I say peculiar, because the cell phone collapses the distinction between public and private in ways that are sometimes disorienting. I remember seeing two friends walking together in Rome several years back, both chatting away on their cell phones and presumably not with one another. With nothing better to do one day in Chicago this summer, I looked down on a busy intersection to see how many pedestrians were otherwise engaged. Not counting those hands-free devices, there was at least one cell phone user in every group crossing the street over a 15-minute span. The cell phone phenomenon is remarkable for being so commonplace.
The availability of communication whenever and wherever does raise questions which have some bearing on our educational mission.
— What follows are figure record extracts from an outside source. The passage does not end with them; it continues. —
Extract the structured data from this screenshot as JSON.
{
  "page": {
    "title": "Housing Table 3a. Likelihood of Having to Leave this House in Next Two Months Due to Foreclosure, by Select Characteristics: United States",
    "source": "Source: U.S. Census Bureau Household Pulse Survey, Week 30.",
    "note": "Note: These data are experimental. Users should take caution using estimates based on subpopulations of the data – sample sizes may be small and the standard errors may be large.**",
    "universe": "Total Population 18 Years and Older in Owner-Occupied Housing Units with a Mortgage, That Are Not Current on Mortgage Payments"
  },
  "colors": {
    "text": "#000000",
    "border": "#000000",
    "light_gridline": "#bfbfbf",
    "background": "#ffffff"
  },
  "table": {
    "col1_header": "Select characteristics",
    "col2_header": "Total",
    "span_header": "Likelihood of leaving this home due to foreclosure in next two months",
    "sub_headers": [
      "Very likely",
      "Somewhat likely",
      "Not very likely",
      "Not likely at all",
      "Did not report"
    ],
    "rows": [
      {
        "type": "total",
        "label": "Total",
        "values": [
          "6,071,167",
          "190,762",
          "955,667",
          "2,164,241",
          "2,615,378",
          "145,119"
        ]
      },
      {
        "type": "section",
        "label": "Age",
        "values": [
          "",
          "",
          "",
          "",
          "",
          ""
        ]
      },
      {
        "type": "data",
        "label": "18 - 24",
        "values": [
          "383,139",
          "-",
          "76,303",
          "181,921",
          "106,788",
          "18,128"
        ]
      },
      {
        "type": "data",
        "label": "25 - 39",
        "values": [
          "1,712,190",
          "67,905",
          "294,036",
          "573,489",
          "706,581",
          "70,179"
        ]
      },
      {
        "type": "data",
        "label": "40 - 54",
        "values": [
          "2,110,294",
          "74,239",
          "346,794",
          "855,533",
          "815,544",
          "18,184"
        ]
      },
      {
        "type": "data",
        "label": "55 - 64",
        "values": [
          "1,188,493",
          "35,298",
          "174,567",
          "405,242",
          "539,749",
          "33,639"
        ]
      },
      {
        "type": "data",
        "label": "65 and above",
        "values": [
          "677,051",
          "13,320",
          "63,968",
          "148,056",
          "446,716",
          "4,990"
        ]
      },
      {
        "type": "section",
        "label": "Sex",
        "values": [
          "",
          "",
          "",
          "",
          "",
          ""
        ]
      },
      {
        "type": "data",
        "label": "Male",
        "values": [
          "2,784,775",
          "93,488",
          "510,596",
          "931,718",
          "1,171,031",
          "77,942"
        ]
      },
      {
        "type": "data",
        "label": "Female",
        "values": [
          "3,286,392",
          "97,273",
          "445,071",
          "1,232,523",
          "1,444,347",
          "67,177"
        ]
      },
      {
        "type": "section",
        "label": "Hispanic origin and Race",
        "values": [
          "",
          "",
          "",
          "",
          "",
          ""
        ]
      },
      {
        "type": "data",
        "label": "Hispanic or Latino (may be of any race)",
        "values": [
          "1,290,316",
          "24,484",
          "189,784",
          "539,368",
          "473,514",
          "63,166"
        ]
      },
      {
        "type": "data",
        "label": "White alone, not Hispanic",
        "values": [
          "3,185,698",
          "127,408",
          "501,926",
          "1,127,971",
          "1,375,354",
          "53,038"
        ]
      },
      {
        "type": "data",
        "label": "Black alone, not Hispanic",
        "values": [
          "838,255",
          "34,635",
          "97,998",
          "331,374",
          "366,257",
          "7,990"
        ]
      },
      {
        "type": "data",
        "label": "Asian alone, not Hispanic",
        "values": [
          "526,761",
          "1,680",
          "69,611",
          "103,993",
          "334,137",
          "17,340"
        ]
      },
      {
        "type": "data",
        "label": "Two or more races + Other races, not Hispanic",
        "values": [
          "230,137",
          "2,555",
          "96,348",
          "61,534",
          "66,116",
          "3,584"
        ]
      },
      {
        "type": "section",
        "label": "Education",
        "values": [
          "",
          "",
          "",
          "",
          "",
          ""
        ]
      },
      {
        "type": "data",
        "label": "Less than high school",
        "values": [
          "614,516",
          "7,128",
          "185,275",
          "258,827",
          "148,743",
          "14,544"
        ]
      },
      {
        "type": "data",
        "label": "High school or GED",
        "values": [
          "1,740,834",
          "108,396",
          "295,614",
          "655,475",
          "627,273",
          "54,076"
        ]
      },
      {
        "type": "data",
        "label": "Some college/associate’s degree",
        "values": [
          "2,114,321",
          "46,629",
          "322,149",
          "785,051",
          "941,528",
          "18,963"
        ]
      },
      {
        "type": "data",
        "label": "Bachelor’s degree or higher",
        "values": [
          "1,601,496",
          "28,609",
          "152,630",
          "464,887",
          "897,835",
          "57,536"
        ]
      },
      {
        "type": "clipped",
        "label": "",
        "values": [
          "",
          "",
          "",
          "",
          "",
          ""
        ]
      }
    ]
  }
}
Our Student Life staff indicates that parents are increasingly and more directly involved in the lives of their sons and daughters during their college years, a turn of events not caused by the cell phone, but no doubt facilitated by it. Together with e-mail and text messaging, maintaining connections is obviously both fast and easy. At the risk of being a crank, I am led to ask how the habits encouraged by our instantaneous modes of communication affect the dispositions of mind and heart suitable for a liberal education, among them patience and thoughtful deliberation and fruitful solitude. Besides maximizing the possibilities for “engagement” of various sorts, is there not also a necessary place for dis-engagement during these years of study and personal growth? Can we realistically expect that our students will become attached to the rarer qualities of the human spirit without a certain detachment from the insistent distractions and interruptions of our cell phone generation?
For all that has been made possible by our technology, then, one has reason to worry about the future of this kind of education apart from a deliberate slowing of the pace and a more judicious use of the means at our disposal. This is not a question of turning back the clock, but of cultivating a thoughtful awareness of both the possibilities and perils of our wired world.